Digital transformation is now the major driver for many business decisions made every day worldwide. It’s transforming the way we deliver and improve the customer experience and is essential to driving innovation. As disrupters like Amazon and Uber continue to set the pace for customer expectations, demand for a more personalised and predictive experience is heating up.
These customer expectations are not just impacting the B2C world. B2B organisations are adapting to cope with these changing demands. One example is the move to models that are often cloud based, supplied and billed in subscription models. Companies that were once entirely focused on selling boxes of products have shifted models to focus more heavily on software licensing to enable them to deliver these experiences.
While this means end users receive an always-on service with regular upgrades, a significant shift in mindset and organisational change required. But, from conversations with our customers and partners, we’ve seen several challenges that businesses are facing in order to reap the benefits and open up new revenue streams.
1. Jumping on board
For a digital transformation project to succeed, achieving buy-in across an organisation is vital. A common issue is a fear of change, with ‘server huggers’ often reluctant to move to the cloud due to a fear that they will lose ownership of their part of the business. Often, this is less fear of change and more concern over the knock-on effects it can bring. Shifting a business model from selling products to services requires a re-think in many areas of an organisation, from the IT services provided to how staff are incentivised.
For digital transformation leaders, it’s important to take the time to explain the changes taking place and the benefits this will bring. Taking teams through this journey and showing the advantages at every stage at the process will generate buy-in and lead to more engagement in the process, improving its chances of success.
2. Farewell to legacy
With this resistance to change often comes a propensity to hang onto legacy or home-grown systems. Of course, this is often a credible concern, as businesses need to ensure new platforms and processes enable them to carry on serving customers without missing a beat, while their data remains accessible.

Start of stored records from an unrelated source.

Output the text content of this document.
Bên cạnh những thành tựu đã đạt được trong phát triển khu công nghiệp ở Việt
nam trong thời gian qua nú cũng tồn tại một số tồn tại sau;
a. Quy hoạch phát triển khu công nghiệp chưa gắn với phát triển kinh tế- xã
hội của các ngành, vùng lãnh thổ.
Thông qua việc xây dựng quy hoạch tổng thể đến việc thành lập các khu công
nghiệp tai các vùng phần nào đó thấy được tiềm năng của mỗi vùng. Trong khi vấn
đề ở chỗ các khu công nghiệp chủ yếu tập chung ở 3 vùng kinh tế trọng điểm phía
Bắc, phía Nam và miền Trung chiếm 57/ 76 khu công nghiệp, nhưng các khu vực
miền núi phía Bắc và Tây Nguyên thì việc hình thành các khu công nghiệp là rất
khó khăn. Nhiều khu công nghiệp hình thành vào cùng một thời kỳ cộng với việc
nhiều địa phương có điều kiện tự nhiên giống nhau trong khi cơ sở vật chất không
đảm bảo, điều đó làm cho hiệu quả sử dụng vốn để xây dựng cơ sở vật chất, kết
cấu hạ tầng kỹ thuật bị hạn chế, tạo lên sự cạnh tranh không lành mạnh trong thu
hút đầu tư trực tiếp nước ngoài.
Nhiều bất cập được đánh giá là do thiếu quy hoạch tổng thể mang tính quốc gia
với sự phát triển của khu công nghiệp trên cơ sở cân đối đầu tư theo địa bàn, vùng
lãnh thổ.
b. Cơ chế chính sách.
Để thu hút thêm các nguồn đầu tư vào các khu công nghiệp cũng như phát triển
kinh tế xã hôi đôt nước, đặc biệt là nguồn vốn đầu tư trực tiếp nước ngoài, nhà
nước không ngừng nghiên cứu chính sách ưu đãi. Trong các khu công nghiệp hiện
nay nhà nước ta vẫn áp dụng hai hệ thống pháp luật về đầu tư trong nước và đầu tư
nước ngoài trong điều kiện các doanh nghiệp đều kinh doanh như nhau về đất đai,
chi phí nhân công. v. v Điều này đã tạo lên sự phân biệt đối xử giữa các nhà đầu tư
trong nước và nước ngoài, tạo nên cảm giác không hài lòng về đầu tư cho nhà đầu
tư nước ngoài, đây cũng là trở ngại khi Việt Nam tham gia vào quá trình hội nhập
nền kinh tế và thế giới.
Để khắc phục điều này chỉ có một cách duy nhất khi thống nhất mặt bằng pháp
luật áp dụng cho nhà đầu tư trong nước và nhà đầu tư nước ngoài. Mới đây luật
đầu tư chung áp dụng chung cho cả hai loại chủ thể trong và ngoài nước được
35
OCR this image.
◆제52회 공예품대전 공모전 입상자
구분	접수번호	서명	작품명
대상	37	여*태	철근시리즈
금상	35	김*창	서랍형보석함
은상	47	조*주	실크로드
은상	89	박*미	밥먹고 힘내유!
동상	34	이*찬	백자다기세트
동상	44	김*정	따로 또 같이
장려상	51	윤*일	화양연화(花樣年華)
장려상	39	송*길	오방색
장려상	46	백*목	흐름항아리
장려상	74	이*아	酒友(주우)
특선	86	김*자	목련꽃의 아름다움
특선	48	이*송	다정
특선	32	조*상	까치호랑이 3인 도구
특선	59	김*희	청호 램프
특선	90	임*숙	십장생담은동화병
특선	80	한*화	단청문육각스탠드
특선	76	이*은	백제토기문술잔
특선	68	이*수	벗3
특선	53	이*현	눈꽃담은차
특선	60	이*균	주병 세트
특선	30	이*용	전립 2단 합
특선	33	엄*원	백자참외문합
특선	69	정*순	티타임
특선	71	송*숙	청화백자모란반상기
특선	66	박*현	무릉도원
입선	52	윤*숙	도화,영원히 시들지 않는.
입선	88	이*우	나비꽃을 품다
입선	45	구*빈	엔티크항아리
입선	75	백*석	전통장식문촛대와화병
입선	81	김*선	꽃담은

The key here is to have an agreed timeline in place, something that outlines the process, the testing that will take place and the milestones that need to be met before legacy systems are fully switched over. Most importantly, if a new type of software licensing model is being introduced, businesses should ensure that all the data required is stored in the correct place and fully integrated with new back-office systems and that the chosen system is scalable. This will streamline operations and ensure the full benefits of digital transformation can be realised.
3. Preparing for change
Another obstacle tends to be around an organisation’s reluctance to adopt new, software-as-a-service (SaaS) models. Monthly upgrades to the SaaS version require an IT team to keep a closer eye on any additional updates or user education needed as a result. Moving from a cap-ex to an op-ex model means a new budgeting process while dealing with licencing will also often require a new knowledge set.
While software licensing is a well understood practice, the ability to monetise services in different ways is often a new concept for businesses. This has led to a lot of businesses bringing in enterprise architects to help lead change efforts and move digital transformation efforts outside of the IT team.
For the businesses selling these software services, a fully consultative approach is required to take their customers through these journeys. Using expertise gathered from previous projects to help customers navigate potential challenges is key. Offering consultation on specific areas that may be new to a business, such as pricing models, will also help resolve any fears they might have, ensuring organisations are set up for success.
Moving from a hardware to a software-based model, or from perpetual to hybrid, consumption or subscription-based models opens many doors for businesses – but only if it’s done correctly. In order to successfully activate and provision the cloud, protect IP and introduce IoT capabilities, businesses must first put the necessary processes in place. When all these pieces of the puzzle are slid into place, organisations can truly embrace the new models that allow them to be more innovative, flexible and secure.